The Division of Genetics and Developmental Biology (GDB) supports studies directed toward gaining a better understanding of the cellular and molecular mechanisms that underlie inheritance and development. The results of these studies form the foundation for advances in diagnosing, preventing, treating and curing human genetic and developmental disorders. Most of the projects supported by the division make use of model organisms, which speed advances in understanding human biological processes.

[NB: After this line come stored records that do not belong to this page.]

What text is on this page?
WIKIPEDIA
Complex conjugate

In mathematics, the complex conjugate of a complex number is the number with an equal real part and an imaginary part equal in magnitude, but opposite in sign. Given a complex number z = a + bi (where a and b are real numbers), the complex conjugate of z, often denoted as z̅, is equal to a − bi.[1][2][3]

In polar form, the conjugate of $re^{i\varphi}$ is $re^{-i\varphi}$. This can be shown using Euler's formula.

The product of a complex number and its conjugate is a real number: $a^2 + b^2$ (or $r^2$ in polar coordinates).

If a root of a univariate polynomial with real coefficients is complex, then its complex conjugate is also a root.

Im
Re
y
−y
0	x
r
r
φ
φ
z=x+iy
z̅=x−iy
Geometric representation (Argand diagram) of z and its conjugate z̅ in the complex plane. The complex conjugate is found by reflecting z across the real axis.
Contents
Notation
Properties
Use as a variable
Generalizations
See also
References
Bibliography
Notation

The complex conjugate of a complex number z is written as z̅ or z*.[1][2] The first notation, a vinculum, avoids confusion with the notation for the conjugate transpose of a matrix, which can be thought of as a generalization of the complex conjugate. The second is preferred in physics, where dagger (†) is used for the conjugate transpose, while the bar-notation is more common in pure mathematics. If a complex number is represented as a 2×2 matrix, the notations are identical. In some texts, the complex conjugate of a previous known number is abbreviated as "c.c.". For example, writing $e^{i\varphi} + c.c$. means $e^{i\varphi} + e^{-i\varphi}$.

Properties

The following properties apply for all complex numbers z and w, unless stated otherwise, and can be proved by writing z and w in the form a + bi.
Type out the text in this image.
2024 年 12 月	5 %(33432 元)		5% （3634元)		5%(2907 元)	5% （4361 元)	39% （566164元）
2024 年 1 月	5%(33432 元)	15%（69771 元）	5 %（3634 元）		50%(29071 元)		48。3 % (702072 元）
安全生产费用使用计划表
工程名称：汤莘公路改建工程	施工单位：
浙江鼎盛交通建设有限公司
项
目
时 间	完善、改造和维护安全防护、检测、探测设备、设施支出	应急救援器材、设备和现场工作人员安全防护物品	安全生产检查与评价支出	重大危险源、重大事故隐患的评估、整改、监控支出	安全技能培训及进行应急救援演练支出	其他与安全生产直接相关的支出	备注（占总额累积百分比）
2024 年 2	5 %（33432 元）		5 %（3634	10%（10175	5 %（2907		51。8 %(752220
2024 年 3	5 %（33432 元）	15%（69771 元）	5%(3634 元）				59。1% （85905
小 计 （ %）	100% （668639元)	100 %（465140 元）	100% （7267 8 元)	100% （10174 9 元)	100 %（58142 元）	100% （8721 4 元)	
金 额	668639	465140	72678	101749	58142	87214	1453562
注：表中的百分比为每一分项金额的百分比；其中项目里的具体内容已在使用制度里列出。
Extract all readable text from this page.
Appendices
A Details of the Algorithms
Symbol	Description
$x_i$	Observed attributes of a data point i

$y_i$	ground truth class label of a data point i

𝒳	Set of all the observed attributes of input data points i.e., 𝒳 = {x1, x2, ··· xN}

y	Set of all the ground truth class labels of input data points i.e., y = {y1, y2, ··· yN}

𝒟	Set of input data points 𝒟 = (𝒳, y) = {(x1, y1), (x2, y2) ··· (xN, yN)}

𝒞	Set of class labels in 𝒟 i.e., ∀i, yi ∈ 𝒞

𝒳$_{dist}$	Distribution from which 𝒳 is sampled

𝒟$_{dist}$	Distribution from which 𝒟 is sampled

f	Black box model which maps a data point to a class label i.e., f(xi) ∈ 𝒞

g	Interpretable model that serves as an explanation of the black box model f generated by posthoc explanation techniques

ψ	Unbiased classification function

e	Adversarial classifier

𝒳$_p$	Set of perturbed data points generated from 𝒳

The Division of Pharmacology, Physiology, and Biological Chemistry (PPBC) supports a broad spectrum of research and research training aimed at improving the molecular-level understanding of fundamental biological processes and discovering approaches to their control. Research supported by the division takes a multifaceted approach to problems in pharmacology, physiology, biochemistry and biorelated chemistry that are either very basic in nature or that have implications for more than one disease area. The goals of supported research include an improved understanding of drug action and mechanisms of anesthesia; pharmacogenetics/pharmacogenomics and mechanisms underlying individual responses to drugs; new methods and targets for drug discovery; advances in natural products synthesis; an enhanced understanding of biological catalysis; a greater knowledge of metabolic regulation and fundamental physiological processes; and the integration and application of basic physiological, pharmacological, and biochemical research to clinical issues in anesthesia, clinical pharmacology and trauma and burn injury. Among the division’s leading areas of interest are quantitative and systems pharmacology, improved synthesis and availability of complex carbohydrates, and genomic studies of natural product biosynthesis.
The Division of Training, Workforce Development, and Diversity supports programs that foster research training and the development of a strong and diverse biomedical research workforce. The division funds research training, career development, diversity and capacity-building activities through a variety of programs at the undergraduate, graduate, postdoctoral, faculty and institutional levels.